By all indications in Amtrak Financials, and contemporary publications, these leases are over starting
June 2020. I assume the BNY, BofA and PM leases are similarly structured, with allowances for actual date of delivery, but I believe quite a bit of the Aveila Liberty rush is because these leases are ending.
Source (1) Now, the only capital equipment that Amtrak leases are those HHP8s you mention, the 19 Acela sets, and a gaggle of superliner Is. (probably because they learned their lesson,) but notably the biggest obligations drop off by no longer exist by the end of 2023.
Source (2) I don't dispute that the turboliners and HHP8 are disasters though.
There's no "scrap value" to be had here. The grifters control the lease, and with the S&S gravy train over as of last run there's no further service value to wring out of them. So the only value they seek is what they can net out of legal harassment tactics. It may or may not have worked already with the HHP-8 litigation. It definitely worked to get some lawyers paid after New York State got fleeced on the Turboliner rebuilds. Fact is...even if they did have further service life left in them (debateable), the tactical game of sending the lawyers onto the battlefield means they won't have moved an inch before so many years that they are no longer worth scrap value. The last 2 intact Turboliners are still sitting at Cedar Hill in New Haven with no scrap offers whatsoever a full year after Amtrak was finally allowed to move them off the property. "Best" case given the cast of characters involved is that Amtrak plays it careful enough that the first wave of nuisance suits get dismissed and the trainsets 'only' accumulate 5 years of decay from sitting perfectly still in an unprotected yard before they're hauled off into oblivion. And that you'll be able to visit the lone AMTK-owned set nicely kept-up as a static museum donation.

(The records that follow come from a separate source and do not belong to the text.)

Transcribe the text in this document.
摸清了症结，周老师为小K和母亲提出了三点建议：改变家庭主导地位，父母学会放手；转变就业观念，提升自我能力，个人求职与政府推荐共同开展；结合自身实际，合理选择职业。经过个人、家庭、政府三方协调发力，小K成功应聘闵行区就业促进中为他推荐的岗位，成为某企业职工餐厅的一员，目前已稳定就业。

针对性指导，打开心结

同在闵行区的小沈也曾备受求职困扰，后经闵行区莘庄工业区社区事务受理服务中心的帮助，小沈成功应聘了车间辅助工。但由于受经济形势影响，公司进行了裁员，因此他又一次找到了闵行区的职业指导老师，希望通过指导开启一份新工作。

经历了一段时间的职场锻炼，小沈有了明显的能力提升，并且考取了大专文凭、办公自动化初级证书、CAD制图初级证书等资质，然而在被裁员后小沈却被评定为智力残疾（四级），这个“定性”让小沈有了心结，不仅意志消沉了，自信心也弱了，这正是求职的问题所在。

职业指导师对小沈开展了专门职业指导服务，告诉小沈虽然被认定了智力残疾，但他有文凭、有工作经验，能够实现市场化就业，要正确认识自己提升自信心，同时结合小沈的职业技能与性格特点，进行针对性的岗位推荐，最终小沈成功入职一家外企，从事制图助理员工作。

There is no S&S agreement on the Acelas anymore. That was terminated in 2006, as part of the 2004 lawsuit, and Amtrak became wholly responsible for maintenance, unless Amtrak has since signed a new maintenance deal I'm unaware of.
Source (3) I'll definitely concede that the sets were expected to only have a useful life of 25 years, so they'll be pretty tapped out, but that was assuming NEC intercity service. Lots of first line equipment, transit and otherwise, get second leases of life in less demanding applications.
Now I don’t dispute that the acela sets are expensive things to maintain, and probably beyond the T’s means. But purely as a thought exercise, I ran the numbers. Acela currently costs, by Amtrak’s accounting of $358M to operate and maintain. But Amtrak Accounting is… flawed, in many ways, with that figure including $29.7M in MoW, 58.6m in Sales and marketing; expenses unrelated to the operation of the sets themselves. Stripping these figures out gives an true O&M cost of closer to $110M, operating 20 sets over 3,313,867 miles. I’m going to use MoE only at $72.6M, so as to compare on an equal basis with the Keolis Contract.
Source (4)
Wickford Junction is 63 miles from Boston. At current speeds, the MBTA requires 1h44mm to run a trip. Assuming extant speeds and dwells, with a 15m turnaround, that would require a minimum of 8 sets to run :30 service, 16 for :15. Assuming :30 service, each trainset would need to make just about 9 round trips daily; with 8 sets, that’d yield a total mileage nearly identical to Acela annual mileage at 3,311,300 miles. Annual equipment maintenance on the current diesel locos and coaches per the keolis contract MCS for this level of service would cost the T $9.2M in maint.
Source (5). An overall increase in annual maintenance expenses of $62M frankly isn't all that bad when you're talking about the MBTA and its $2+billion dollar budget; it spends more on overtime.